Other novel devices based on MTJs have been shown to use several times less energy than their traditional hardware counterparts. MTJs also can operate more quickly because they store data in the same place they do their computation, unlike conventional chips that store data elsewhere.
Perhaps best of all, MTJs are already important commercially. They have served as the read-write heads of hard disk drives for years and are being used as novel computer memories today.
Though the researchers have confidence in the energy efficiency of MTJs based on their past performance in hard drives and other devices, energy consumption was not the focus of the present study. They needed to know in the first place whether an array of MTJs could even work as a neural network. To find out, they took it for a virtual wine-tasting.
Scientists with NIST’s Hardware for AI program and their University of Maryland colleagues fabricated and programmed a very simple neural network from MTJs provided by their collaborators at Western Digital’s Research Center in San Jose, California.

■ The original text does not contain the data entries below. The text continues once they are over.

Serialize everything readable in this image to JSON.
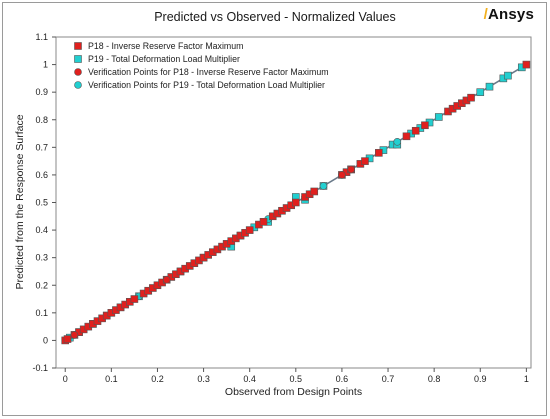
{
  "header": {
    "title": "Predicted vs Observed - Normalized Values",
    "brand": "Ansys"
  },
  "colors": {
    "p18": "#e0201e",
    "p19": "#22cfd0",
    "edge": "#555555",
    "line": "#6a7a8a"
  },
  "chart_data": {
    "type": "scatter",
    "title": "Predicted vs Observed - Normalized Values",
    "xlabel": "Observed from Design Points",
    "ylabel": "Predicted from the Response Surface",
    "xlim": [
      -0.02,
      1.01
    ],
    "ylim": [
      -0.1,
      1.1
    ],
    "xticks": [
      0,
      0.1,
      0.2,
      0.3,
      0.4,
      0.5,
      0.6,
      0.7,
      0.8,
      0.9,
      1
    ],
    "yticks": [
      -0.1,
      0,
      0.1,
      0.2,
      0.3,
      0.4,
      0.5,
      0.6,
      0.7,
      0.8,
      0.9,
      1,
      1.1
    ],
    "grid": false,
    "reference_line": true,
    "legend_position": "top-left",
    "series": [
      {
        "name": "P18 - Inverse Reserve Factor Maximum",
        "marker": "square",
        "color": "#e0201e",
        "points": [
          [
            0.0,
            0.0
          ],
          [
            0.005,
            0.005
          ],
          [
            0.02,
            0.02
          ],
          [
            0.03,
            0.03
          ],
          [
            0.04,
            0.04
          ],
          [
            0.05,
            0.05
          ],
          [
            0.06,
            0.06
          ],
          [
            0.07,
            0.07
          ],
          [
            0.08,
            0.08
          ],
          [
            0.09,
            0.09
          ],
          [
            0.1,
            0.1
          ],
          [
            0.11,
            0.11
          ],
          [
            0.12,
            0.12
          ],
          [
            0.13,
            0.13
          ],
          [
            0.14,
            0.14
          ],
          [
            0.15,
            0.15
          ],
          [
            0.17,
            0.17
          ],
          [
            0.18,
            0.18
          ],
          [
            0.19,
            0.19
          ],
          [
            0.2,
            0.2
          ],
          [
            0.21,
            0.21
          ],
          [
            0.22,
            0.22
          ],
          [
            0.23,
            0.23
          ],
          [
            0.24,
            0.24
          ],
          [
            0.25,
            0.25
          ],
          [
            0.26,
            0.26
          ],
          [
            0.27,
            0.27
          ],
          [
            0.28,
            0.28
          ],
          [
            0.29,
            0.29
          ],
          [
            0.3,
            0.3
          ],
          [
            0.31,
            0.31
          ],
          [
            0.32,
            0.32
          ],
          [
            0.33,
            0.33
          ],
          [
            0.34,
            0.34
          ],
          [
            0.35,
            0.35
          ],
          [
            0.36,
            0.36
          ],
          [
            0.37,
            0.37
          ],
          [
            0.38,
            0.38
          ],
          [
            0.39,
            0.39
          ],
          [
            0.4,
            0.4
          ],
          [
            0.42,
            0.42
          ],
          [
            0.43,
            0.43
          ],
          [
            0.45,
            0.45
          ],
          [
            0.46,
            0.46
          ],
          [
            0.47,
            0.47
          ],
          [
            0.48,
            0.48
          ],
          [
            0.49,
            0.49
          ],
          [
            0.5,
            0.5
          ],
          [
            0.52,
            0.52
          ],
          [
            0.53,
            0.53
          ],
          [
            0.54,
            0.54
          ],
          [
            0.6,
            0.6
          ],
          [
            0.61,
            0.61
          ],
          [
            0.62,
            0.62
          ],
          [
            0.64,
            0.64
          ],
          [
            0.65,
            0.65
          ],
          [
            0.68,
            0.68
          ],
          [
            0.74,
            0.74
          ],
          [
            0.76,
            0.76
          ],
          [
            0.78,
            0.78
          ],
          [
            0.83,
            0.83
          ],
          [
            0.84,
            0.84
          ],
          [
            0.85,
            0.85
          ],
          [
            0.86,
            0.86
          ],
          [
            0.87,
            0.87
          ],
          [
            0.88,
            0.88
          ],
          [
            1.0,
            1.0
          ]
        ]
      },
      {
        "name": "P19 - Total Deformation Load Multiplier",
        "marker": "square",
        "color": "#22cfd0",
        "points": [
          [
            0.01,
            0.01
          ],
          [
            0.03,
            0.03
          ],
          [
            0.06,
            0.06
          ],
          [
            0.09,
            0.09
          ],
          [
            0.12,
            0.12
          ],
          [
            0.16,
            0.16
          ],
          [
            0.18,
            0.18
          ],
          [
            0.25,
            0.25
          ],
          [
            0.3,
            0.3
          ],
          [
            0.36,
            0.34
          ],
          [
            0.38,
            0.38
          ],
          [
            0.41,
            0.41
          ],
          [
            0.44,
            0.43
          ],
          [
            0.5,
            0.52
          ],
          [
            0.52,
            0.51
          ],
          [
            0.56,
            0.56
          ],
          [
            0.62,
            0.62
          ],
          [
            0.66,
            0.66
          ],
          [
            0.69,
            0.69
          ],
          [
            0.71,
            0.71
          ],
          [
            0.72,
            0.71
          ],
          [
            0.75,
            0.75
          ],
          [
            0.77,
            0.77
          ],
          [
            0.79,
            0.79
          ],
          [
            0.81,
            0.81
          ],
          [
            0.9,
            0.9
          ],
          [
            0.92,
            0.92
          ],
          [
            0.95,
            0.95
          ],
          [
            0.96,
            0.96
          ],
          [
            0.99,
            0.99
          ]
        ]
      },
      {
        "name": "Verification Points for P18 - Inverse Reserve Factor Maximum",
        "marker": "circle",
        "color": "#e0201e",
        "points": [
          [
            0.02,
            0.02
          ],
          [
            0.22,
            0.22
          ],
          [
            0.6,
            0.6
          ],
          [
            0.62,
            0.62
          ]
        ]
      },
      {
        "name": "Verification Points for P19 - Total Deformation Load Multiplier",
        "marker": "circle",
        "color": "#22cfd0",
        "points": [
          [
            0.16,
            0.16
          ],
          [
            0.44,
            0.44
          ],
          [
            0.56,
            0.56
          ],
          [
            0.72,
            0.72
          ]
        ]
      }
    ]
  }
}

Just like any wine connoisseur, the AI system needed to train its virtual palate. The team trained the network using 148 of the wines from a dataset of 178 made from three types of grapes.
Each virtual wine had 13 characteristics to consider, such as alcohol level, color, flavonoids, ash, alkalinity and magnesium. Each characteristic was assigned a value between 0 and 1 for the network to consider when distinguishing one wine from the others.

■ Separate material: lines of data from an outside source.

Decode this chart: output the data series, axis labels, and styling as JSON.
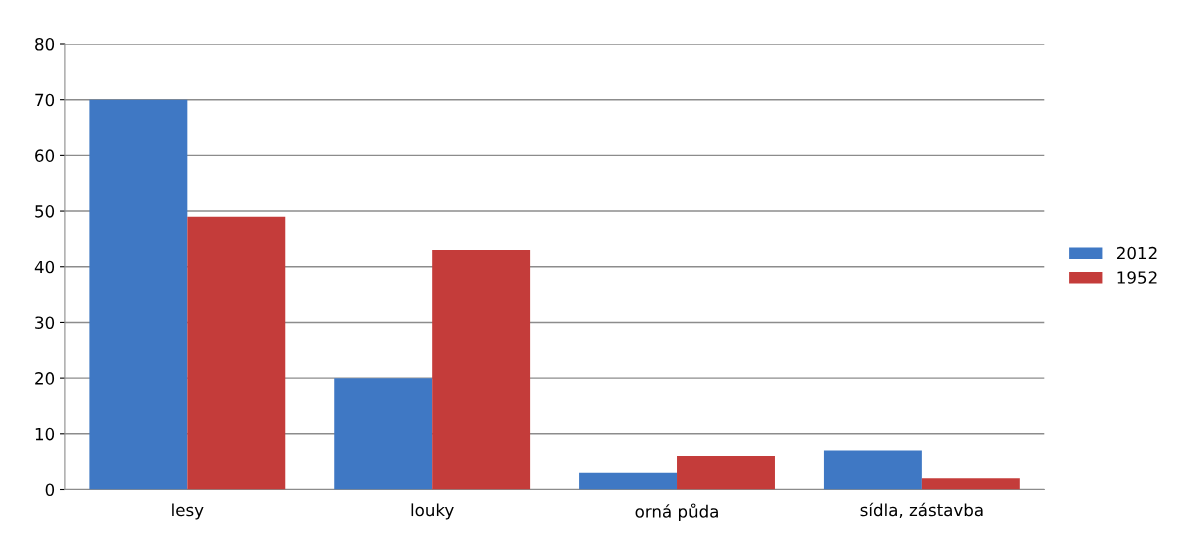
{
  "chart_data": {
    "type": "bar",
    "categories": [
      "lesy",
      "louky",
      "orná půda",
      "sídla, zástavba"
    ],
    "series": [
      {
        "name": "2012",
        "color": "#3f78c4",
        "values": [
          70,
          20,
          3,
          7
        ]
      },
      {
        "name": "1952",
        "color": "#c43c3a",
        "values": [
          49,
          43,
          6,
          2
        ]
      }
    ],
    "ylim": [
      0,
      80
    ],
    "yticks": [
      0,
      10,
      20,
      30,
      40,
      50,
      60,
      70,
      80
    ],
    "grid": "y",
    "legend": "right"
  }
}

“It’s a virtual wine tasting, but the tasting is done by analytical equipment that is more efficient but less fun than tasting it yourself,” said NIST physicist Brian Hoskins.
Then it was given a virtual wine-tasting test on the full dataset, which included 30 wines it hadn’t seen before. The system passed with 95.3% success rate. Out of the 30 wines it hadn’t trained on, it only made two mistakes. The researchers considered this a good sign.

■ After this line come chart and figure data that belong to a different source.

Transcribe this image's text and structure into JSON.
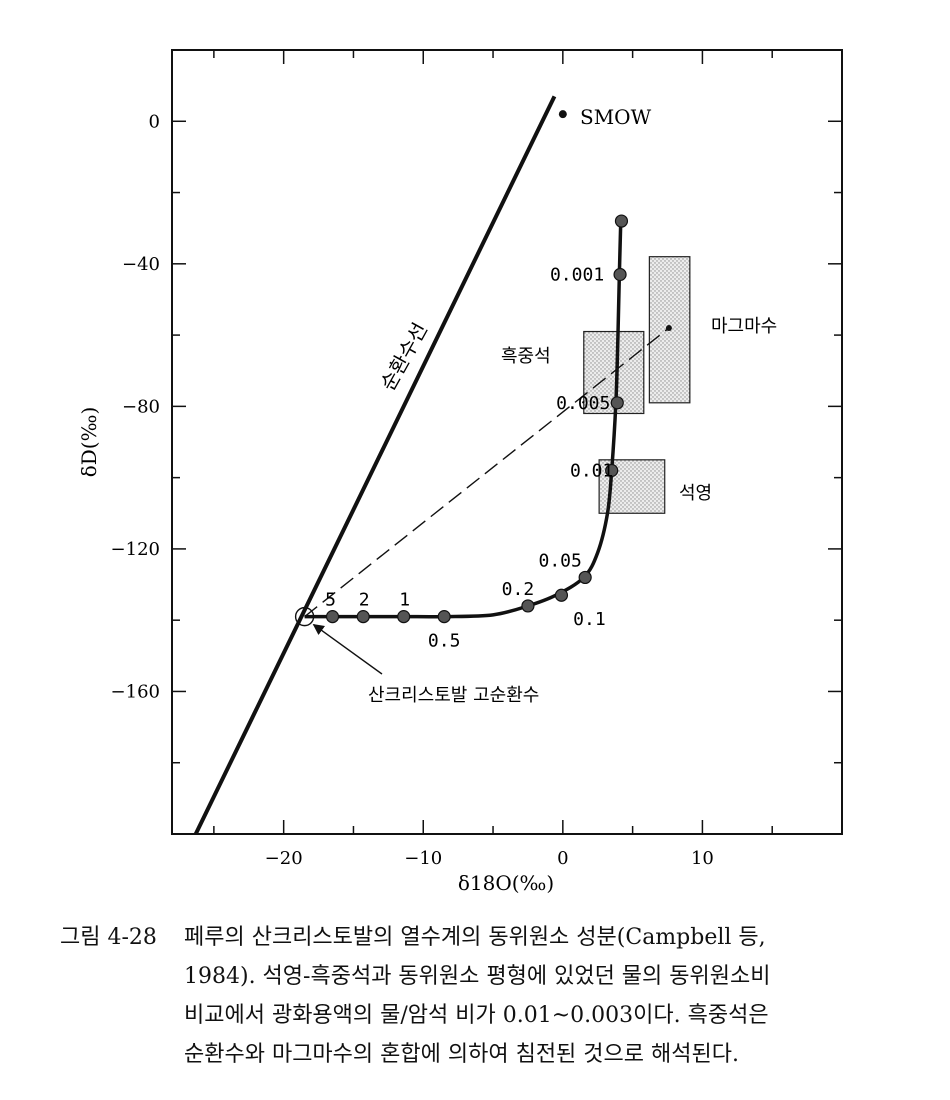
{
  "chart_data": {
    "type": "scatter",
    "xlabel": "δ18O(‰)",
    "ylabel": "δD(‰)",
    "xlim": [
      -28,
      20
    ],
    "ylim": [
      -200,
      20
    ],
    "x_ticks": [
      -20,
      -10,
      0,
      10
    ],
    "y_ticks": [
      0,
      -40,
      -80,
      -120,
      -160
    ],
    "meteoric_line": {
      "label": "순환수선",
      "points": [
        [
          -26.3,
          -200
        ],
        [
          -0.6,
          7
        ]
      ]
    },
    "curve": {
      "points": [
        [
          -18.5,
          -139
        ],
        [
          -16.5,
          -139
        ],
        [
          -14.3,
          -139
        ],
        [
          -11.4,
          -139
        ],
        [
          -8.5,
          -139
        ],
        [
          -5,
          -138.5
        ],
        [
          -2.5,
          -136
        ],
        [
          -0.5,
          -133
        ],
        [
          1.5,
          -128
        ],
        [
          2.5,
          -121
        ],
        [
          3.2,
          -110
        ],
        [
          3.5,
          -98
        ],
        [
          3.8,
          -79
        ],
        [
          3.95,
          -60
        ],
        [
          4.05,
          -43
        ],
        [
          4.15,
          -28
        ]
      ],
      "markers": [
        {
          "x": -16.5,
          "y": -139,
          "label": "5"
        },
        {
          "x": -14.3,
          "y": -139,
          "label": "2"
        },
        {
          "x": -11.4,
          "y": -139,
          "label": "1"
        },
        {
          "x": -8.5,
          "y": -139,
          "label": "0.5"
        },
        {
          "x": -2.5,
          "y": -136,
          "label": "0.2"
        },
        {
          "x": -0.1,
          "y": -133,
          "label": "0.1"
        },
        {
          "x": 1.6,
          "y": -128,
          "label": "0.05"
        },
        {
          "x": 3.5,
          "y": -98,
          "label": "0.01"
        },
        {
          "x": 3.9,
          "y": -79,
          "label": "0.005"
        },
        {
          "x": 4.1,
          "y": -43,
          "label": "0.001"
        },
        {
          "x": 4.2,
          "y": -28,
          "label": ""
        }
      ]
    },
    "smow": {
      "x": 0,
      "y": 2,
      "label": "SMOW"
    },
    "boxes": [
      {
        "label": "흑중석",
        "x": [
          1.5,
          5.8
        ],
        "y": [
          -82,
          -59
        ]
      },
      {
        "label": "마그마수",
        "x": [
          6.2,
          9.1
        ],
        "y": [
          -79,
          -38
        ]
      },
      {
        "label": "석영",
        "x": [
          2.6,
          7.3
        ],
        "y": [
          -110,
          -95
        ]
      }
    ],
    "magma_center": {
      "x": 7.6,
      "y": -58
    },
    "mixing_line": [
      [
        -18.5,
        -139
      ],
      [
        7.6,
        -58
      ]
    ],
    "origin": {
      "x": -18.5,
      "y": -139,
      "label": "산크리스토발 고순환수"
    }
  },
  "caption": {
    "label": "그림 4-28",
    "lines": [
      "페루의 산크리스토발의 열수계의 동위원소 성분(Campbell 등,",
      "1984). 석영-흑중석과 동위원소 평형에 있었던 물의 동위원소비",
      "비교에서 광화용액의 물/암석 비가 0.01~0.003이다. 흑중석은",
      "순환수와 마그마수의 혼합에 의하여 침전된 것으로 해석된다."
    ]
  }
}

“Getting 95.3% tells us that this is working,” said NIST physicist Jabez McClelland.
The point is not to build an AI sommelier. Rather, this early success shows that an array of MTJ devices could potentially be scaled up and used to build new AI systems.
While the amount of energy an AI system uses depends on its components, using MTJs as synapses could drastically reduce its energy use by half if not more, which could enable lower power use in applications such as “smart” clothing, miniature drones, or sensors that process data at the source.
Implementation of a Binary Neural Network on a Passive Array of Magnetic Tunnel Junctions
The increasing scale of neural networks and their growing application space have produced demand for more energy- and memory-efficient artificial-intelligence-specific hardware. Avenues to mitigate the main issue, the von Neumann bottleneck, include in-memory and near-memory architectures, as well as algorithmic approaches.
Here we leverage the low-power and the inherently binary operation of magnetic tunnel junctions (MTJs) to demonstrate neural network hardware inference based on passive arrays of MTJs. In general, transferring a trained network model to hardware for inference is confronted by degradation in performance due to device-to-device variations, write errors, parasitic resistance, and nonidealities in the substrate.
To quantify the effect of these hardware realities, we benchmark 300 unique weight matrix solutions of a two-layer perceptron to classify the Wine dataset for both classification accuracy and write fidelity. Despite device imperfections, we achieve software-equivalent accuracy of up to 95.3% with proper tuning of network parameters in 15 × 15 MTJ arrays having a range of device sizes.
The success of this tuning process shows that new metrics are needed to characterize the performance and quality of networks reproduced in mixed signal hardware.